As $\partial H$ is continuous then there is a neighborhood $U\subset \mathbb{R}^3$ of $p$ such that $\frac{\partial H(q)}{\partial (y,z)}\neq 0$ for all $q\in U$. Now observe that the map $\phi (q):=(q_1,H_1(q),H_2(q))=(q_1,F(q),G(q))$ for $q:=(q_1,q_2,q_3)$ is a diffeomorphism as it Jacobian doesn't vanish there. Also observe that $\phi(q)=(q_1,0,0)$ when $q\in U\cap L$, thus as $\phi$ is invertible in $U\cap L$ there is a function $g:U\to \mathbb{R}^2$ such that $H(p)=0$ in $U$ if and only if $p=(x,g_1(x),g_2(x))$ (this is just the implicit function theorem).
Therefore it follows that the map defined by $\tilde g(x):=(x,g_1(x),g_2(x))$ is a local parametrization of $L$. From the implicit function theorem we also knows that $[\partial g(x)]=-[D_2 H(x,g(x))]^{-1}[D_1 H(x,g(x))]$ where the brackets in $[D_2 f(h)]$ means that we are getting the matrix representation of the linear map $D_2 f(h)$, and the notation $D_j$ means derivative respect to the $j$-th argument (that can be a vector, by example $D_2H(x,g(x))$ means the derivative of $H$ respect to the vector $g(x)$).

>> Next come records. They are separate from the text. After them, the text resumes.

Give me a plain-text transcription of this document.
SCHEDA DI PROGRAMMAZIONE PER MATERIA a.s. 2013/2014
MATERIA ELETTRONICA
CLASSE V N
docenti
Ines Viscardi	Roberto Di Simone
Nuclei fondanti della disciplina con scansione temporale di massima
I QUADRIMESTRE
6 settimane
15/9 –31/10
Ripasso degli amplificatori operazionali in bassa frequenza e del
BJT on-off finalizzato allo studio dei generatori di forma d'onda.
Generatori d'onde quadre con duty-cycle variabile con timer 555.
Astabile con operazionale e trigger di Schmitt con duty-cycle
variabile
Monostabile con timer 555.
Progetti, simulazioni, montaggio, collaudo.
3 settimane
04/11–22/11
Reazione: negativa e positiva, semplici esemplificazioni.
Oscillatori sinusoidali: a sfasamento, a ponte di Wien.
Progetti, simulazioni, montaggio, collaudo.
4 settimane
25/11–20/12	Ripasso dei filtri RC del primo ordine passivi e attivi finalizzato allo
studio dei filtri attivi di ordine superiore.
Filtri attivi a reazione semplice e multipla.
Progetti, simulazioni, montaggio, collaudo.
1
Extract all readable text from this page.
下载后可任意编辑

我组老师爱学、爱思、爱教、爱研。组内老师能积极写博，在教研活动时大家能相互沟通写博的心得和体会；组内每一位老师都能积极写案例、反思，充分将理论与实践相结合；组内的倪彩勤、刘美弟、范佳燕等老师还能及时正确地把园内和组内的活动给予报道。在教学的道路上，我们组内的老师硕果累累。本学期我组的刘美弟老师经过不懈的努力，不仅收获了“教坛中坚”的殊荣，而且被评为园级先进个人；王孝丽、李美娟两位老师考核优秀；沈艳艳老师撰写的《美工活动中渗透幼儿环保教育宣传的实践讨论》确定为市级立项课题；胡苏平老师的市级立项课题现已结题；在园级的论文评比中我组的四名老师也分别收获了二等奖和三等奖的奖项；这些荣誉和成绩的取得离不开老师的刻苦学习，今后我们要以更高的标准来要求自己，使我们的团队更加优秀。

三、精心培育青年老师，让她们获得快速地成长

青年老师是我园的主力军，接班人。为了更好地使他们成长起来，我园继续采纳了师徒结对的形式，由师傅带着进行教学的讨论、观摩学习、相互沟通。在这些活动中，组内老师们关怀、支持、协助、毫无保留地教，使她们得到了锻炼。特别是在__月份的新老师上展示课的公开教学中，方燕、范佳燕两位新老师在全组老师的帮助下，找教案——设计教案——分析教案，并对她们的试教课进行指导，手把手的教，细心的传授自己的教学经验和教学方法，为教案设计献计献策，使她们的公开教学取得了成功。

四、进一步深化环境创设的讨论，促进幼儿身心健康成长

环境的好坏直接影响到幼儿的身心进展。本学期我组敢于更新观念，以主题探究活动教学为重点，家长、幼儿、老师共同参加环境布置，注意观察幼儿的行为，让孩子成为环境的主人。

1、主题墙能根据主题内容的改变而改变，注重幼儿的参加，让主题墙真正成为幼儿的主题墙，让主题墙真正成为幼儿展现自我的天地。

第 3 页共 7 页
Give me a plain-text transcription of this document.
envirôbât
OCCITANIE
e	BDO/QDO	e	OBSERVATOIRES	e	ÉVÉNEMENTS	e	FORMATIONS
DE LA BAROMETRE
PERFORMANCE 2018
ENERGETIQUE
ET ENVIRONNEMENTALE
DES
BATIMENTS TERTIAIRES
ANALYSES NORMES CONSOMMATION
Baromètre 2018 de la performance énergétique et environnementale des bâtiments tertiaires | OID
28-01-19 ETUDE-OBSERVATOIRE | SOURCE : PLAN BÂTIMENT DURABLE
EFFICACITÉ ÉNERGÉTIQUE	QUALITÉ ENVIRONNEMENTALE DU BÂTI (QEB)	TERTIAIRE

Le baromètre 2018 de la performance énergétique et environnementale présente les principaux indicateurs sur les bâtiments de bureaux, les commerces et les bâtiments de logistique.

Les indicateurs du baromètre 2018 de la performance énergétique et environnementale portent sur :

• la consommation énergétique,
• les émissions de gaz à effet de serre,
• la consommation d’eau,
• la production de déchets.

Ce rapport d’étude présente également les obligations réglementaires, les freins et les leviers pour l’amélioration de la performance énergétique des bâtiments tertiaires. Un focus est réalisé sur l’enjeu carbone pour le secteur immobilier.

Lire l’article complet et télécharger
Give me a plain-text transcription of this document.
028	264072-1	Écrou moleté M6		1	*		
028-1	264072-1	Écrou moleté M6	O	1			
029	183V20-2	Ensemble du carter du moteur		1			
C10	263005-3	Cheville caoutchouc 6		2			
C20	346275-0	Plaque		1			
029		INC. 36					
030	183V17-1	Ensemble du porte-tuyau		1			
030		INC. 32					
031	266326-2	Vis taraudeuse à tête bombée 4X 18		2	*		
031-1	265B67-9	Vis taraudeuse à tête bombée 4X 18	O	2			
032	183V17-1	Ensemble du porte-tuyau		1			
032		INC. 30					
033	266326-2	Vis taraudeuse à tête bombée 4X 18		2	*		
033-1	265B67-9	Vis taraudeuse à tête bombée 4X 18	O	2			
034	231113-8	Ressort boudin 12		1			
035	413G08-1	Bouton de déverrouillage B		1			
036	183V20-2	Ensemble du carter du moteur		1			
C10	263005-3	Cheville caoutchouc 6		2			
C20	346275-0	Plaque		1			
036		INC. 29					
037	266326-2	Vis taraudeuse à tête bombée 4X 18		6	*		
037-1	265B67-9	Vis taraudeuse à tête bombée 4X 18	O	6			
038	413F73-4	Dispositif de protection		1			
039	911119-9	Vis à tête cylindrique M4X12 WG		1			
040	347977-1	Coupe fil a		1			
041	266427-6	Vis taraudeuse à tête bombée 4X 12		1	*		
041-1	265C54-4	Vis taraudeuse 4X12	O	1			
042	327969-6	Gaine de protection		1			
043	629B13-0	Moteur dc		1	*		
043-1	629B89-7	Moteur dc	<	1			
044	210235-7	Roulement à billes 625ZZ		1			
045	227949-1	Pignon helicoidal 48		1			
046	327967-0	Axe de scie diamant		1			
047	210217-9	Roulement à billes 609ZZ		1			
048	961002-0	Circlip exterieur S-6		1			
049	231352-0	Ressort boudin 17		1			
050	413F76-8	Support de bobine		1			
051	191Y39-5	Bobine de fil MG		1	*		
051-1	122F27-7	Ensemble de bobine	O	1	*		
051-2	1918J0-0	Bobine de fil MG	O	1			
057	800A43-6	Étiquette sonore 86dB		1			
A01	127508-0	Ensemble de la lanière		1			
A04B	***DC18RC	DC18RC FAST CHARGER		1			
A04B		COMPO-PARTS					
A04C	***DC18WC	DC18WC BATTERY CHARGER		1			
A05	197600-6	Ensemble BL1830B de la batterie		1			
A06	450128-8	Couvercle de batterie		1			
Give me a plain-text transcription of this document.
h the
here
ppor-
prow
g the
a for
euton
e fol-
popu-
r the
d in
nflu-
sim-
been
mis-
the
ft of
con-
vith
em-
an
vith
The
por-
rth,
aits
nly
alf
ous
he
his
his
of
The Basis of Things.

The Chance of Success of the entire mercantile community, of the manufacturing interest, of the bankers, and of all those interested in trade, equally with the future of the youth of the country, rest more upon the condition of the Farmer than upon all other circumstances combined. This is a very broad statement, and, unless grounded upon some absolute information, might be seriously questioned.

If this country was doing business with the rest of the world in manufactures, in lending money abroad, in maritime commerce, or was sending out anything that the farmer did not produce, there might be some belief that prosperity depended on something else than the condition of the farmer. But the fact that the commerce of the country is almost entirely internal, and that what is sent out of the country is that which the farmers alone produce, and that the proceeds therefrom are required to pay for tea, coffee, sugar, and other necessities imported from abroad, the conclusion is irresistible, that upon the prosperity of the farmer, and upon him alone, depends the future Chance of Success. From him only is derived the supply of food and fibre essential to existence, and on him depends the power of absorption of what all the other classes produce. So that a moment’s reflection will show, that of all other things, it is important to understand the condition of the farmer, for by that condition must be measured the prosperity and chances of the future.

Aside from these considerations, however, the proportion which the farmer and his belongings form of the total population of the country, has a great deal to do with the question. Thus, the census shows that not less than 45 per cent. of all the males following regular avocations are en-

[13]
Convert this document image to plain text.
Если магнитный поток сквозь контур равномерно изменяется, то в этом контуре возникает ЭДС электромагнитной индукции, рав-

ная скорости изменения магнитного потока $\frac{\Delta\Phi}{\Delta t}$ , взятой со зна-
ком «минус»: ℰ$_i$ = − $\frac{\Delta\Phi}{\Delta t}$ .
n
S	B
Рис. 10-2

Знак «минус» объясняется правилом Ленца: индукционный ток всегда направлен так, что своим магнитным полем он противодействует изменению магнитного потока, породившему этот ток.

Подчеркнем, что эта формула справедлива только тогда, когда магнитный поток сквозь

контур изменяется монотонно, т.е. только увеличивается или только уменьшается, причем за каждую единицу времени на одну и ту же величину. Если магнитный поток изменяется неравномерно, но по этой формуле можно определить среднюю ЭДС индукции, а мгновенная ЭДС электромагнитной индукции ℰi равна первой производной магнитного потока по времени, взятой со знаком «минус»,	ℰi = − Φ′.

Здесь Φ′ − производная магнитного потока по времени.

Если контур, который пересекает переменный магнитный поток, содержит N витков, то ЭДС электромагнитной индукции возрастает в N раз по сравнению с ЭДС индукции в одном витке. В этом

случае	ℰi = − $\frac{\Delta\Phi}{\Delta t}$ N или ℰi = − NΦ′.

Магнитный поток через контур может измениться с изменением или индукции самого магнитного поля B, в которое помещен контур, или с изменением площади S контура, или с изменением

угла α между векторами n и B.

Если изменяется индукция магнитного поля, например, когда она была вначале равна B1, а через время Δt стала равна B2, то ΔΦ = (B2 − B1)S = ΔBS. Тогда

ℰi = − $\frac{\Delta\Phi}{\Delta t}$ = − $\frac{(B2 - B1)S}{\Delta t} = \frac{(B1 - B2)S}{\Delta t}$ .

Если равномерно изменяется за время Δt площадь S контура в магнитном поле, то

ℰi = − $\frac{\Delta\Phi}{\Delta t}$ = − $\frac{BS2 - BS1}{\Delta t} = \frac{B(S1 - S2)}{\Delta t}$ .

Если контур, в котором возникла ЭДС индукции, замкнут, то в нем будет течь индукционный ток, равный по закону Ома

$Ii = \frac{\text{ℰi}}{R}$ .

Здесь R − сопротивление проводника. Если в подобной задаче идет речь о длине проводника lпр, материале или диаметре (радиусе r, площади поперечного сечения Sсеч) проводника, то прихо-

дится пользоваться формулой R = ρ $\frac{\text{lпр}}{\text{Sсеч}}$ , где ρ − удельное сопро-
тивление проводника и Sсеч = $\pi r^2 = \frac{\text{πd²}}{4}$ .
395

In our case we have that for $v=(y,z)$
$$
\begin{align*}
&[D_2 H(x,v)]=[D_2(F(x,v),G(x,v))]=\begin{bmatrix}
\partial _2 F(x,y,z)&\partial _3F(x,y,z)\\
\partial _2G(x,y,z)&\partial _3G(x,y,z)
\end{bmatrix}\tag1\\[2em]
&[D_1 H(x,v)]=[\partial _1 F(x,y,z),\partial _1G(x,y,z)]\tag2\\[2em]
&\begin{bmatrix}
a&b\\c&d
\end{bmatrix}^{-1}=\frac{\begin{bmatrix}
d&-b\\-c&a
\end{bmatrix}}{\det \begin{bmatrix}
a&b\\c&d
\end{bmatrix}}\tag3
\end{align*}
$$
From the last three results above we finally get
$$
\tilde g'(t)=\left(1,\frac{\partial H (\tilde g(t))}{\partial (x,z)}/\frac{\partial H (\tilde g(t))}{\partial (y,z)},-\frac{\partial H (\tilde g(t))}{\partial (x,y)}/\frac{\partial H (\tilde g(t))}{\partial (y,z)}\right)\tag4
$$
And the length of $L$ between two any points $a,b\in U\cap L$ with $a_1<b_1$ is given by
$$
\begin{align*}
\int_{a_1}^{b_1}\|\tilde g'(t)\|_2 dt&=\int_{a_1}^{b_1}\sqrt{1+\left(\frac{\partial H (\tilde g(t))}{\partial (x,z)}/\frac{\partial H (\tilde g(t))}{\partial (y,z)}\right)^2+\left(\frac{\partial H (\tilde g(t))}{\partial (x,y)}/\frac{\partial H (\tilde g(t))}{\partial (y,z)}\right)^2}dt\\
&=\int_{a_1}^{b_1}\left|\frac{\partial H (\tilde g(t))}{\partial (y,z)}\right|^{-1}\|\nabla F(\tilde g(t))\times \nabla G(\tilde g(t))\|_2 dt\tag5
\end{align*}
$$
The notation is a bit cumbersome but needed to make an explicit formulation. Note that (5) is the same, but with a more clear notation, than what you had written in your question as the function $\tilde g$ make explicit the dependence of the coordinates $y$ and $z$ of $t$.